What is also notable is that the lawyer works for an anti-abortion group specializing in pro-life litigation.  However, I question these tactics.  The winning argument, well maybe not for a Texas court, is that is is insane for someone to force any woman to abort a child against their will, regardless of the risk to the person or baby.  Otherwise, parents can undermine the autonomy of a woman in child bearing decisions simply because she is a minor.

There could be a further underlying strategic goal here.  In a case in which a teenager wishes to get an abortion over her parents wishes, she still must overcome the general state interest in preserving life, which courts have been using to justify various hurdles for teenagers to over come to procure abortions.  In contrast, here the state interest doubles down on the teenagers interest in having a child and protects the child from overbearing parents.

We can also look at this the other way.  If the state is so willing to protect a child whose parents are trying to coerce her into having an abortion, why is the state so unwilling to protect a child from coercion from parents forcing the teenager into having the child.  It seems inconsistent to me to say that a parent has no say over child bearing decisions in one case, and in the other case can use anything short of abuse in the other situation to coerce a child.

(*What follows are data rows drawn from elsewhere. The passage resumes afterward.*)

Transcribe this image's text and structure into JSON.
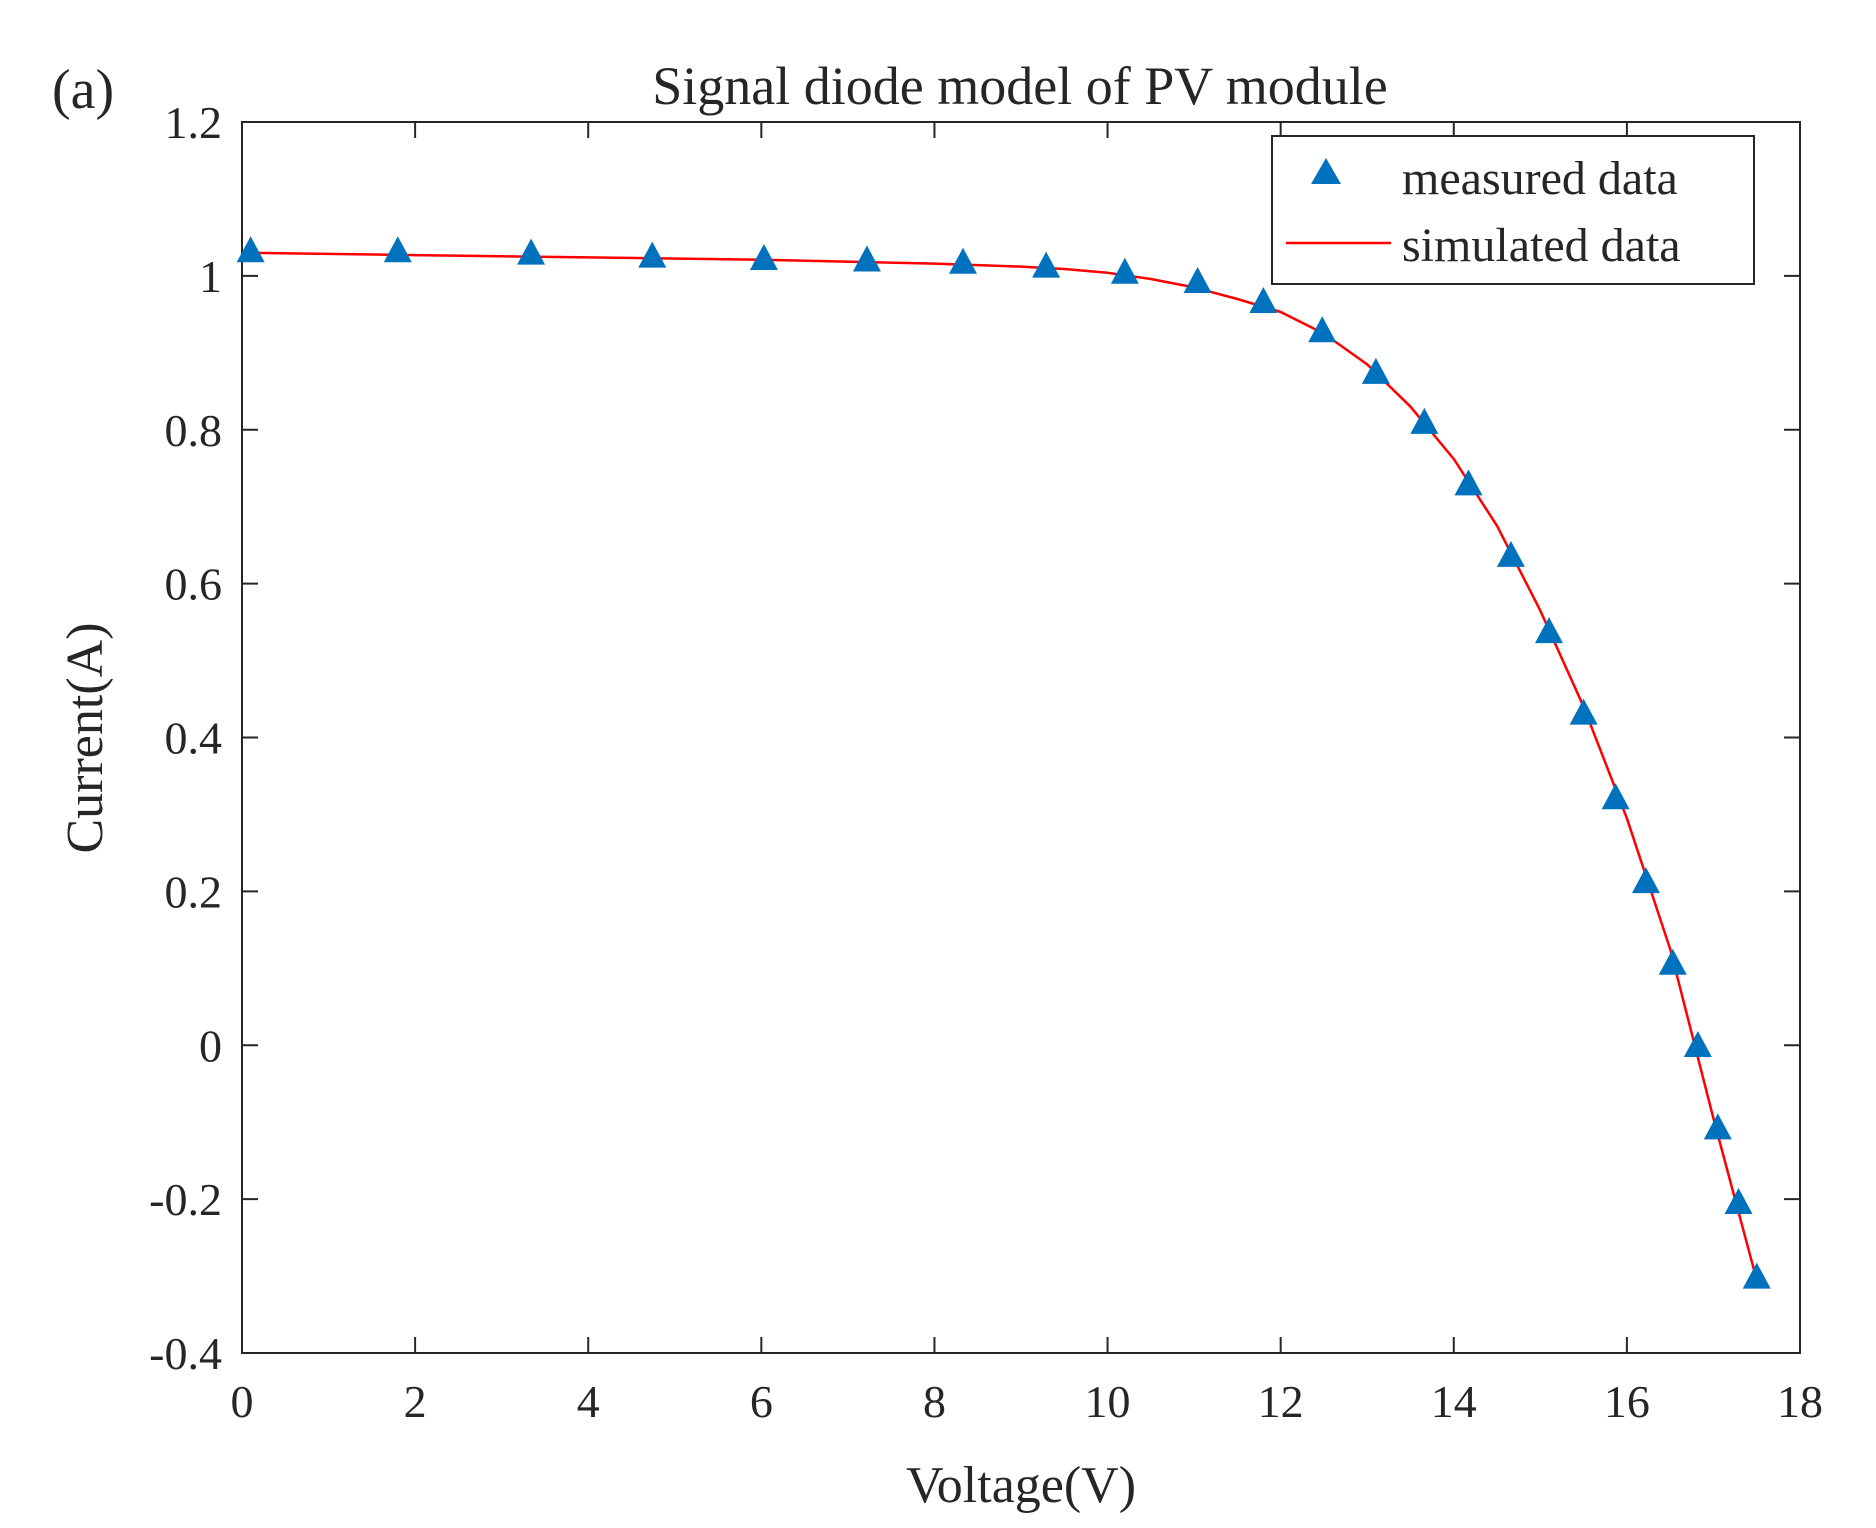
{
  "panel_label": "(a)",
  "colors": {
    "marker": "#0072BD",
    "line": "#FF0000",
    "axis": "#262626",
    "background": "#FFFFFF"
  },
  "chart_data": {
    "type": "line",
    "title": "Signal diode model of PV module",
    "xlabel": "Voltage(V)",
    "ylabel": "Current(A)",
    "xlim": [
      0,
      18
    ],
    "ylim": [
      -0.4,
      1.2
    ],
    "xticks": [
      0,
      2,
      4,
      6,
      8,
      10,
      12,
      14,
      16,
      18
    ],
    "xtick_labels": [
      "0",
      "2",
      "4",
      "6",
      "8",
      "10",
      "12",
      "14",
      "16",
      "18"
    ],
    "yticks": [
      -0.4,
      -0.2,
      0,
      0.2,
      0.4,
      0.6,
      0.8,
      1.0,
      1.2
    ],
    "ytick_labels": [
      "-0.4",
      "-0.2",
      "0",
      "0.2",
      "0.4",
      "0.6",
      "0.8",
      "1",
      "1.2"
    ],
    "grid": false,
    "legend_position": "top-right",
    "series": [
      {
        "name": "measured data",
        "style": "markers",
        "marker": "triangle-up",
        "x": [
          0.1,
          1.8,
          3.34,
          4.74,
          6.03,
          7.22,
          8.33,
          9.29,
          10.2,
          11.04,
          11.8,
          12.48,
          13.1,
          13.66,
          14.17,
          14.66,
          15.1,
          15.5,
          15.87,
          16.22,
          16.53,
          16.82,
          17.05,
          17.29,
          17.5
        ],
        "y": [
          1.032,
          1.032,
          1.029,
          1.025,
          1.022,
          1.02,
          1.017,
          1.012,
          1.004,
          0.992,
          0.966,
          0.928,
          0.874,
          0.809,
          0.729,
          0.636,
          0.537,
          0.431,
          0.321,
          0.212,
          0.106,
          -0.001,
          -0.108,
          -0.205,
          -0.302
        ]
      },
      {
        "name": "simulated data",
        "style": "line",
        "x": [
          0.1,
          2,
          4,
          6,
          8,
          9,
          9.5,
          10,
          10.5,
          11,
          11.5,
          12,
          12.5,
          13,
          13.5,
          14,
          14.5,
          15,
          15.5,
          16,
          16.5,
          17,
          17.5
        ],
        "y": [
          1.03,
          1.027,
          1.024,
          1.021,
          1.016,
          1.012,
          1.009,
          1.004,
          0.996,
          0.985,
          0.97,
          0.953,
          0.925,
          0.885,
          0.83,
          0.762,
          0.675,
          0.565,
          0.44,
          0.295,
          0.125,
          -0.095,
          -0.305
        ]
      }
    ]
  }
}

The pro-choice lobby would be wise to take on more of these easy to win cases to prevent the pollution of workable jurisprudence uphold the reproductive rights of women.  The right to autonomy over ones self requires that there be no overbearing influence forcing action in one direction or another. The pro-choice lobby should see that the Roe v. Wade doctrine is not interpreted to say that coercion is only bad if only done in one direction.